“Pengaruh Dokumen Abu Dhabi belum seperti yang diharapkan. Oleh karena itu, kalau bapak dan ibu ingin memperjuangkan itu sekarang dengan kunjungan ke Vatikan atau ke tempat- tempat lain dalam forum dunia nanti, kalau pulang perjuangkan di sini juga ya (Indonesia),” tutur Kardinal Ignatius Suharyo.
Baca Juga: Kapolri Ingatkan, Waspadai Politik Identitas pada Pemilu 2024
Semangat Dokumen Abu Dhabi, ditambahkan oleh Kardinal Suharyo, perlu terus disosialisasikan. Realitas di lapangan potensi konflik besar sekali dengan berbagai macam alasannya.
Kepentingan dikedepankan negara masing masing, baik masalah pengungsi, masalah pangan, dan masalah lainnya, belum lagi masalah agama.
“Di India ada Hindu yang juga aliran keras, di Pakistan mirip-mirip dengan Indonesia. Di Myanmar ada rezim militer yang kejam betul. Di antara Negara yang hadir di pertemuan sidang para uskup se Asia Tenggara, Myanmar yang paling berat masalahnya”.
“Karena rezim militer dan tidak ada diskusi apapun. Ini keprihatinan kita semua,” beber Kardinal Ignatius Suharyo yang baru saja menghadiri pertemuan Konferensi Para Uskup Se-Asia di Thailand.
“Di situasi seperti itu harus ada suara hati demi kemanusiaan.
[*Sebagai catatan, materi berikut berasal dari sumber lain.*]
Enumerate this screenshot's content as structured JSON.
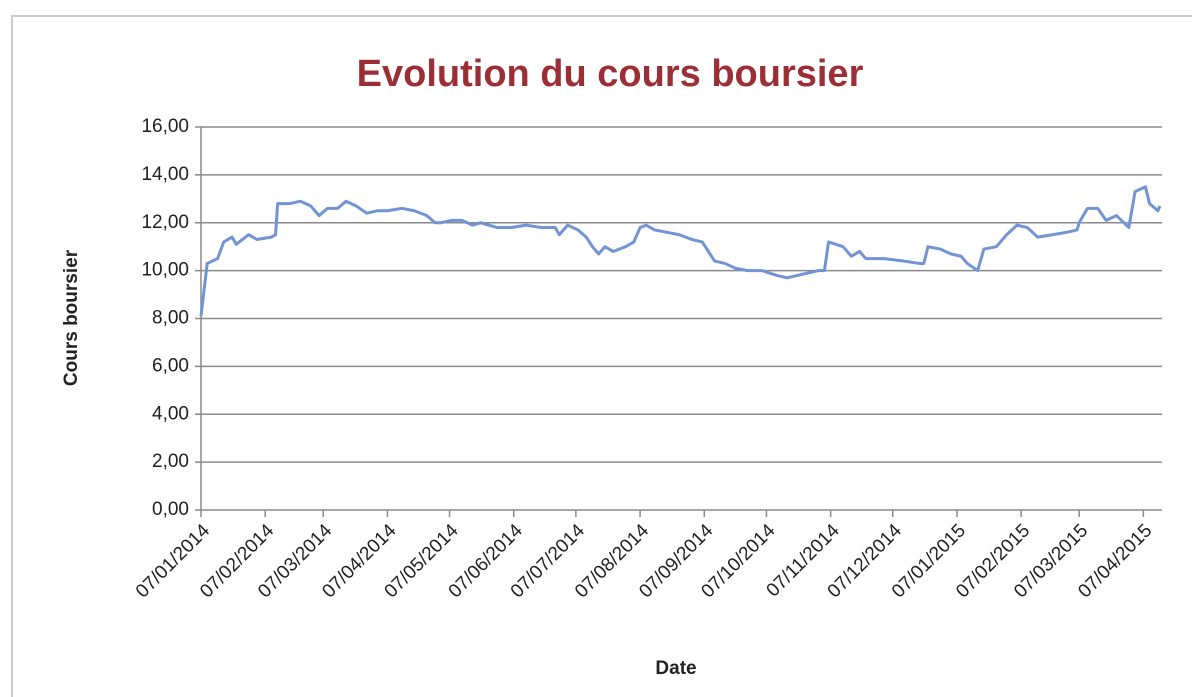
{
  "chart_data": {
    "type": "line",
    "title": "Evolution du cours boursier",
    "xlabel": "Date",
    "ylabel": "Cours boursier",
    "grid": true,
    "x": [
      "2014-01-07",
      "2014-01-10",
      "2014-01-15",
      "2014-01-18",
      "2014-01-22",
      "2014-01-24",
      "2014-01-30",
      "2014-02-03",
      "2014-02-10",
      "2014-02-12",
      "2014-02-13",
      "2014-02-19",
      "2014-02-24",
      "2014-03-01",
      "2014-03-05",
      "2014-03-09",
      "2014-03-14",
      "2014-03-18",
      "2014-03-23",
      "2014-03-28",
      "2014-04-02",
      "2014-04-07",
      "2014-04-14",
      "2014-04-20",
      "2014-04-26",
      "2014-04-30",
      "2014-05-03",
      "2014-05-08",
      "2014-05-13",
      "2014-05-18",
      "2014-05-22",
      "2014-05-30",
      "2014-06-06",
      "2014-06-13",
      "2014-06-20",
      "2014-06-27",
      "2014-06-29",
      "2014-07-03",
      "2014-07-08",
      "2014-07-12",
      "2014-07-15",
      "2014-07-18",
      "2014-07-21",
      "2014-07-25",
      "2014-07-31",
      "2014-08-04",
      "2014-08-07",
      "2014-08-10",
      "2014-08-14",
      "2014-08-20",
      "2014-08-26",
      "2014-09-01",
      "2014-09-06",
      "2014-09-09",
      "2014-09-12",
      "2014-09-17",
      "2014-09-22",
      "2014-09-28",
      "2014-10-05",
      "2014-10-12",
      "2014-10-17",
      "2014-10-22",
      "2014-10-27",
      "2014-11-01",
      "2014-11-04",
      "2014-11-06",
      "2014-11-13",
      "2014-11-17",
      "2014-11-21",
      "2014-11-24",
      "2014-12-03",
      "2014-12-12",
      "2014-12-20",
      "2014-12-22",
      "2014-12-24",
      "2014-12-30",
      "2015-01-04",
      "2015-01-09",
      "2015-01-12",
      "2015-01-17",
      "2015-01-20",
      "2015-01-26",
      "2015-01-31",
      "2015-02-05",
      "2015-02-10",
      "2015-02-15",
      "2015-02-22",
      "2015-03-01",
      "2015-03-06",
      "2015-03-07",
      "2015-03-11",
      "2015-03-16",
      "2015-03-20",
      "2015-03-25",
      "2015-03-31",
      "2015-04-03",
      "2015-04-08",
      "2015-04-10",
      "2015-04-14",
      "2015-04-15"
    ],
    "series": [
      {
        "name": "Cours boursier",
        "color": "#7294d4",
        "values": [
          8.1,
          10.3,
          10.5,
          11.2,
          11.4,
          11.1,
          11.5,
          11.3,
          11.4,
          11.5,
          12.8,
          12.8,
          12.9,
          12.7,
          12.3,
          12.6,
          12.6,
          12.9,
          12.7,
          12.4,
          12.5,
          12.5,
          12.6,
          12.5,
          12.3,
          12.0,
          12.0,
          12.1,
          12.1,
          11.9,
          12.0,
          11.8,
          11.8,
          11.9,
          11.8,
          11.8,
          11.5,
          11.9,
          11.7,
          11.4,
          11.0,
          10.7,
          11.0,
          10.8,
          11.0,
          11.2,
          11.8,
          11.9,
          11.7,
          11.6,
          11.5,
          11.3,
          11.2,
          10.8,
          10.4,
          10.3,
          10.1,
          10.0,
          10.0,
          9.8,
          9.7,
          9.8,
          9.9,
          10.0,
          10.0,
          11.2,
          11.0,
          10.6,
          10.8,
          10.5,
          10.5,
          10.4,
          10.3,
          10.3,
          11.0,
          10.9,
          10.7,
          10.6,
          10.3,
          10.0,
          10.9,
          11.0,
          11.5,
          11.9,
          11.8,
          11.4,
          11.5,
          11.6,
          11.7,
          12.0,
          12.6,
          12.6,
          12.1,
          12.3,
          11.8,
          13.3,
          13.5,
          12.8,
          12.5,
          12.7
        ]
      }
    ],
    "xlim": [
      "2014-01-07",
      "2015-04-16"
    ],
    "xticks": [
      {
        "value": "2014-01-07",
        "label": "07/01/2014"
      },
      {
        "value": "2014-02-07",
        "label": "07/02/2014"
      },
      {
        "value": "2014-03-07",
        "label": "07/03/2014"
      },
      {
        "value": "2014-04-07",
        "label": "07/04/2014"
      },
      {
        "value": "2014-05-07",
        "label": "07/05/2014"
      },
      {
        "value": "2014-06-07",
        "label": "07/06/2014"
      },
      {
        "value": "2014-07-07",
        "label": "07/07/2014"
      },
      {
        "value": "2014-08-07",
        "label": "07/08/2014"
      },
      {
        "value": "2014-09-07",
        "label": "07/09/2014"
      },
      {
        "value": "2014-10-07",
        "label": "07/10/2014"
      },
      {
        "value": "2014-11-07",
        "label": "07/11/2014"
      },
      {
        "value": "2014-12-07",
        "label": "07/12/2014"
      },
      {
        "value": "2015-01-07",
        "label": "07/01/2015"
      },
      {
        "value": "2015-02-07",
        "label": "07/02/2015"
      },
      {
        "value": "2015-03-07",
        "label": "07/03/2015"
      },
      {
        "value": "2015-04-07",
        "label": "07/04/2015"
      }
    ],
    "ylim": [
      0,
      16
    ],
    "yticks": [
      {
        "value": 0,
        "label": "0,00"
      },
      {
        "value": 2,
        "label": "2,00"
      },
      {
        "value": 4,
        "label": "4,00"
      },
      {
        "value": 6,
        "label": "6,00"
      },
      {
        "value": 8,
        "label": "8,00"
      },
      {
        "value": 10,
        "label": "10,00"
      },
      {
        "value": 12,
        "label": "12,00"
      },
      {
        "value": 14,
        "label": "14,00"
      },
      {
        "value": 16,
        "label": "16,00"
      }
    ]
  }
}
Bagaimana di tengah berbagai konflik dan perselisihan, berbagai kepentingan itu ada yang menyuarakan persaudaraan”.
“ Paus Fransiskus dan pemuka-pemuka agama yang lain telah berusaha menyuarakan perdamaian. Namun rupanya gema dari Dokumen Abu Dhabi itu belum seperti yang diharapkan. Saya dengar Januari tahun depan Universitas Atma Jaya akan menggelar seminar tentang Dokumen Abu Dhabi. Kalau bisa itu terus digaungkan,” pintanya.
Mayong Suryolaksono mengatakan bahwa kunjungan resmi ke Vatikan ini merupakan yang pertama setelah paguyuban ini didirikan pada tahun 2005.